When Is Debt Dangerous?

Debt assists a business until the business has trouble paying it off, either with new capital or with free cash flow. Part and parcel of capitalism is the process of 'creative destruction' where failed businesses are mercilessly liquidated by their bankers. However, a more common (but still painful) scenario is that it has to raise new equity capital at a low price, thus permanently diluting shareholders. Having said that, the most common situation is where a company manages its debt reasonably well - and to its own advantage. The first step when considering a company's debt levels is to consider its cash and debt together.

View our latest analysis for Belden

How Much Debt Does Belden Carry?

As you can see below, Belden had US$1.21b of debt at April 2022, down from US$1.51b a year prior. However, it does have US$559.6m in cash offsetting this, leading to net debt of about US$654.1m.

debt-equity-history-analysis
NYSE:BDC Debt to Equity History May 22nd 2022

How Healthy Is Belden's Balance Sheet?

The latest balance sheet data shows that Belden had liabilities of US$583.5m due within a year, and liabilities of US$1.47b falling due after that. Offsetting these obligations, it had cash of US$559.6m as well as receivables valued at US$375.6m due within 12 months. So it has liabilities totalling US$1.12b more than its cash and near-term receivables, combined.

While this might seem like a lot, it is not so bad since Belden has a market capitalization of US$2.40b, and so it could probably strengthen its balance sheet by raising capital if it needed to. But we definitely want to keep our eyes open to indications that its debt is bringing too much risk.

We use two main ratios to inform us about debt levels relative to earnings. The first is net debt divided by earnings before interest, tax, depreciation, and amortization (EBITDA), while the second is how many times its earnings before interest and tax (EBIT) covers its interest expense (or its interest cover, for short). The advantage of this approach is that we take into account both the absolute quantum of debt (with net debt to EBITDA) and the actual interest expenses associated with that debt (with its interest cover ratio).

Belden has net debt worth 1.7 times EBITDA, which isn't too much, but its interest cover looks a bit on the low side, with EBIT at only 5.0 times the interest expense. While these numbers do not alarm us, it's worth noting that the cost of the company's debt is having a real impact. It is well worth noting that Belden's EBIT shot up like bamboo after rain, gaining 96% in the last twelve months. That'll make it easier to manage its debt. When analysing debt levels, the balance sheet is the obvious place to start.

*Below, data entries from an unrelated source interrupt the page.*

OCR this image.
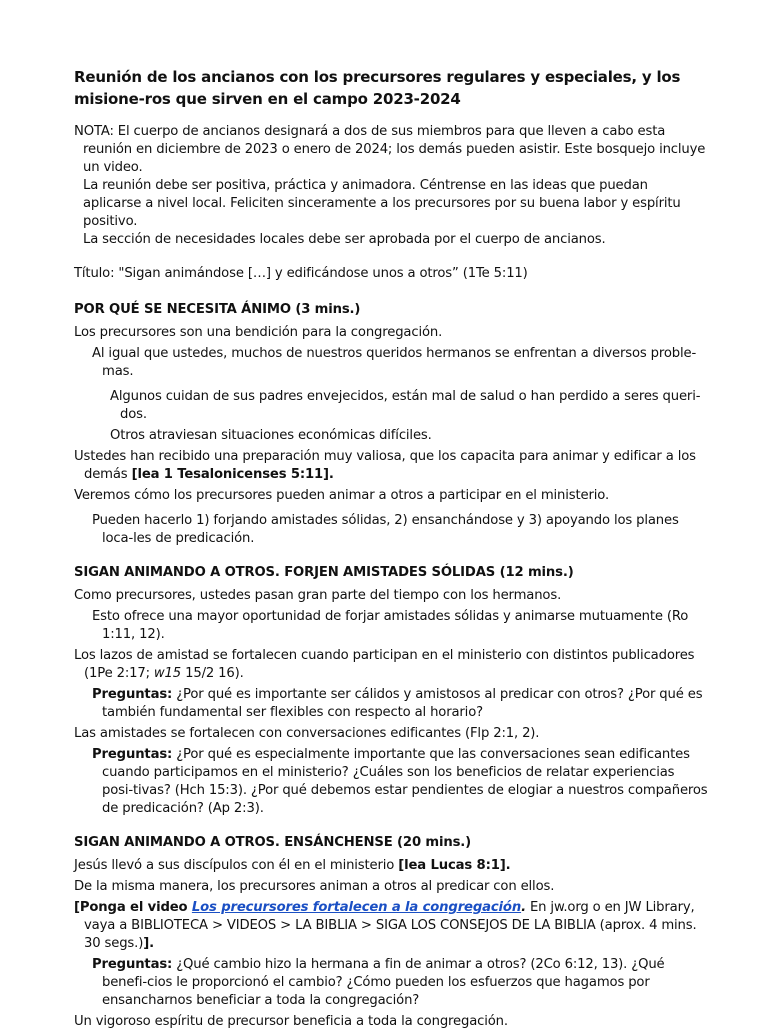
Reunión de los ancianos con los precursores regulares y especiales, y los misione-ros que sirven en el campo 2023-2024

NOTA: El cuerpo de ancianos designará a dos de sus miembros para que lleven a cabo esta reunión en diciembre de 2023 o enero de 2024; los demás pueden asistir. Este bosquejo incluye un video.

La reunión debe ser positiva, práctica y animadora. Céntrense en las ideas que puedan aplicarse a nivel local. Feliciten sinceramente a los precursores por su buena labor y espíritu positivo.

La sección de necesidades locales debe ser aprobada por el cuerpo de ancianos.

Título: "Sigan animándose […] y edificándose unos a otros” (1Te 5:11)
POR QUÉ SE NECESITA ÁNIMO (3 mins.)
Los precursores son una bendición para la congregación.
Al igual que ustedes, muchos de nuestros queridos hermanos se enfrentan a diversos proble-mas.
Algunos cuidan de sus padres envejecidos, están mal de salud o han perdido a seres queri-dos.
Otros atraviesan situaciones económicas difíciles.
Ustedes han recibido una preparación muy valiosa, que los capacita para animar y edificar a los demás [lea 1 Tesalonicenses 5:11].
Veremos cómo los precursores pueden animar a otros a participar en el ministerio.
Pueden hacerlo 1) forjando amistades sólidas, 2) ensanchándose y 3) apoyando los planes loca-les de predicación.
SIGAN ANIMANDO A OTROS. FORJEN AMISTADES SÓLIDAS (12 mins.)
Como precursores, ustedes pasan gran parte del tiempo con los hermanos.
Esto ofrece una mayor oportunidad de forjar amistades sólidas y animarse mutuamente (Ro 1:11, 12).
Los lazos de amistad se fortalecen cuando participan en el ministerio con distintos publicadores (1Pe 2:17; w15 15/2 16).
Preguntas: ¿Por qué es importante ser cálidos y amistosos al predicar con otros? ¿Por qué es también fundamental ser flexibles con respecto al horario?
Las amistades se fortalecen con conversaciones edificantes (Flp 2:1, 2).
Preguntas: ¿Por qué es especialmente importante que las conversaciones sean edificantes cuando participamos en el ministerio? ¿Cuáles son los beneficios de relatar experiencias posi-tivas? (Hch 15:3). ¿Por qué debemos estar pendientes de elogiar a nuestros compañeros de predicación? (Ap 2:3).
SIGAN ANIMANDO A OTROS. ENSÁNCHENSE (20 mins.)
Jesús llevó a sus discípulos con él en el ministerio [lea Lucas 8:1].
De la misma manera, los precursores animan a otros al predicar con ellos.
[Ponga el video Los precursores fortalecen a la congregación. En jw.org o en JW Library, vaya a BIBLIOTECA > VIDEOS > LA BIBLIA > SIGA LOS CONSEJOS DE LA BIBLIA (aprox. 4 mins. 30 segs.)].
Preguntas: ¿Qué cambio hizo la hermana a fin de animar a otros? (2Co 6:12, 13). ¿Qué benefi-cios le proporcionó el cambio? ¿Cómo pueden los esfuerzos que hagamos por ensancharnos beneficiar a toda la congregación?
Un vigoroso espíritu de precursor beneficia a toda la congregación.
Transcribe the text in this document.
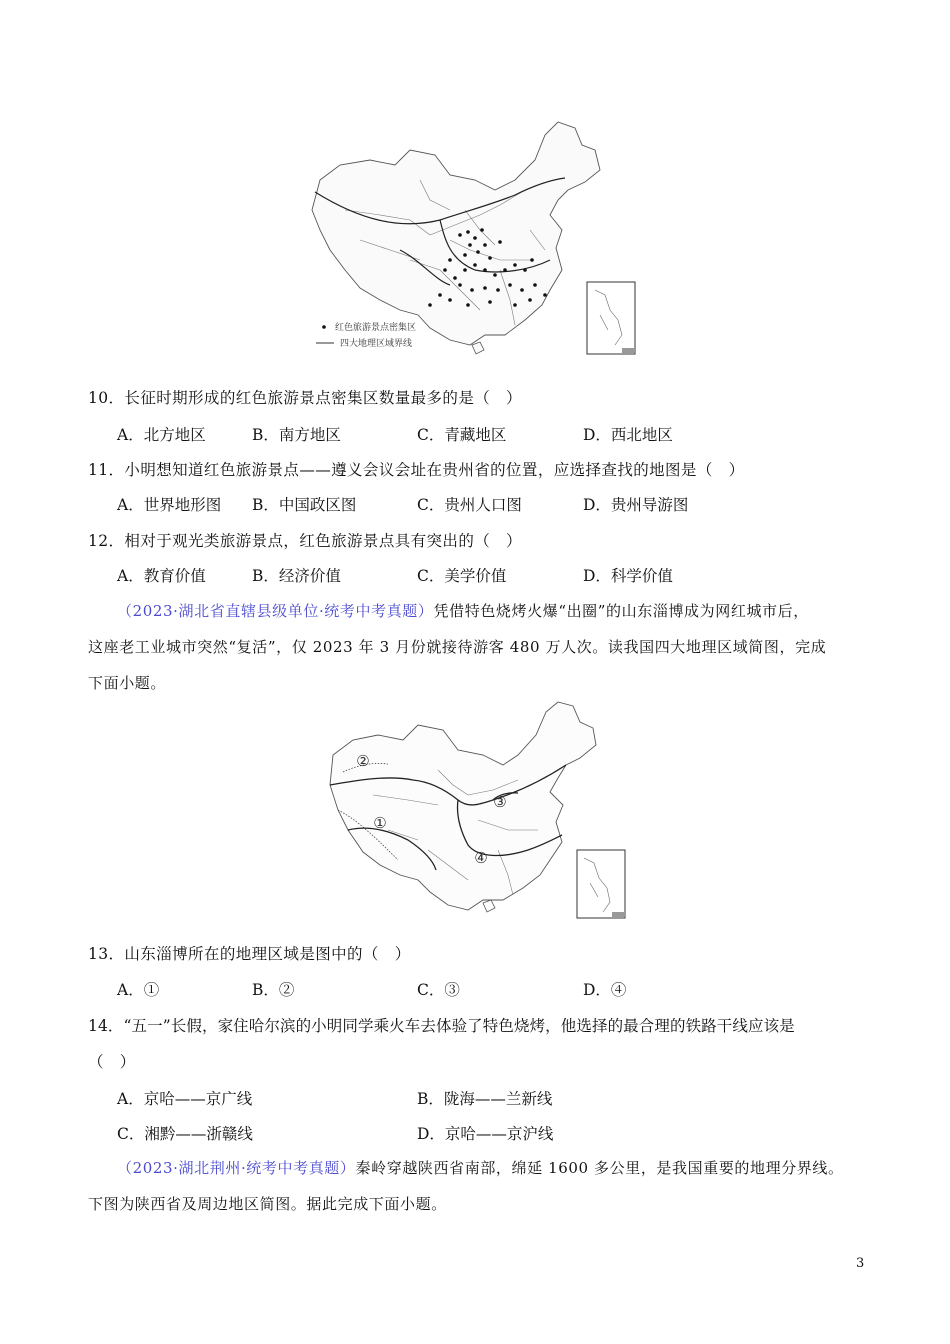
红色旅游景点密集区
四大地理区域界线
10．长征时期形成的红色旅游景点密集区数量最多的是（　）
A．北方地区	B．南方地区	C．青藏地区	D．西北地区
11．小明想知道红色旅游景点——遵义会议会址在贵州省的位置，应选择查找的地图是（　）
A．世界地形图 B．中国政区图	C．贵州人口图	D．贵州导游图
12．相对于观光类旅游景点，红色旅游景点具有突出的（　）
A．教育价值	B．经济价值	C．美学价值	D．科学价值
（2023·湖北省直辖县级单位·统考中考真题）凭借特色烧烤火爆“出圈”的山东淄博成为网红城市后，
这座老工业城市突然“复活”，仅 2023 年 3 月份就接待游客 480 万人次。读我国四大地理区域简图，完成
下面小题。
①
②
③
④
13．山东淄博所在的地理区域是图中的（　）
A．①	B．②	C．③	D．④
14．“五一”长假，家住哈尔滨的小明同学乘火车去体验了特色烧烤，他选择的最合理的铁路干线应该是
（　）
A．京哈——京广线	B．陇海——兰新线
C．湘黔——浙赣线	D．京哈——京沪线
（2023·湖北荆州·统考中考真题）秦岭穿越陕西省南部，绵延 1600 多公里，是我国重要的地理分界线。
下图为陕西省及周边地区简图。据此完成下面小题。
3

But it is future earnings, more than anything, that will determine Belden's ability to maintain a healthy balance sheet going forward. So if you're focused on the future you can check out this free report showing analyst profit forecasts.

Finally, a company can only pay off debt with cold hard cash, not accounting profits. So we always check how much of that EBIT is translated into free cash flow. During the last three years, Belden produced sturdy free cash flow equating to 62% of its EBIT, about what we'd expect. This free cash flow puts the company in a good position to pay down debt, when appropriate.

Our View

Happily, Belden's impressive EBIT growth rate implies it has the upper hand on its debt. But, on a more sombre note, we are a little concerned by its level of total liabilities. Looking at all the aforementioned factors together, it strikes us that Belden can handle its debt fairly comfortably. Of course, while this leverage can enhance returns on equity, it does bring more risk, so it's worth keeping an eye on this one. There's no doubt that we learn most about debt from the balance sheet. However, not all investment risk resides within the balance sheet - far from it. For example, we've discovered 2 warning signs for Belden that you should be aware of before investing here.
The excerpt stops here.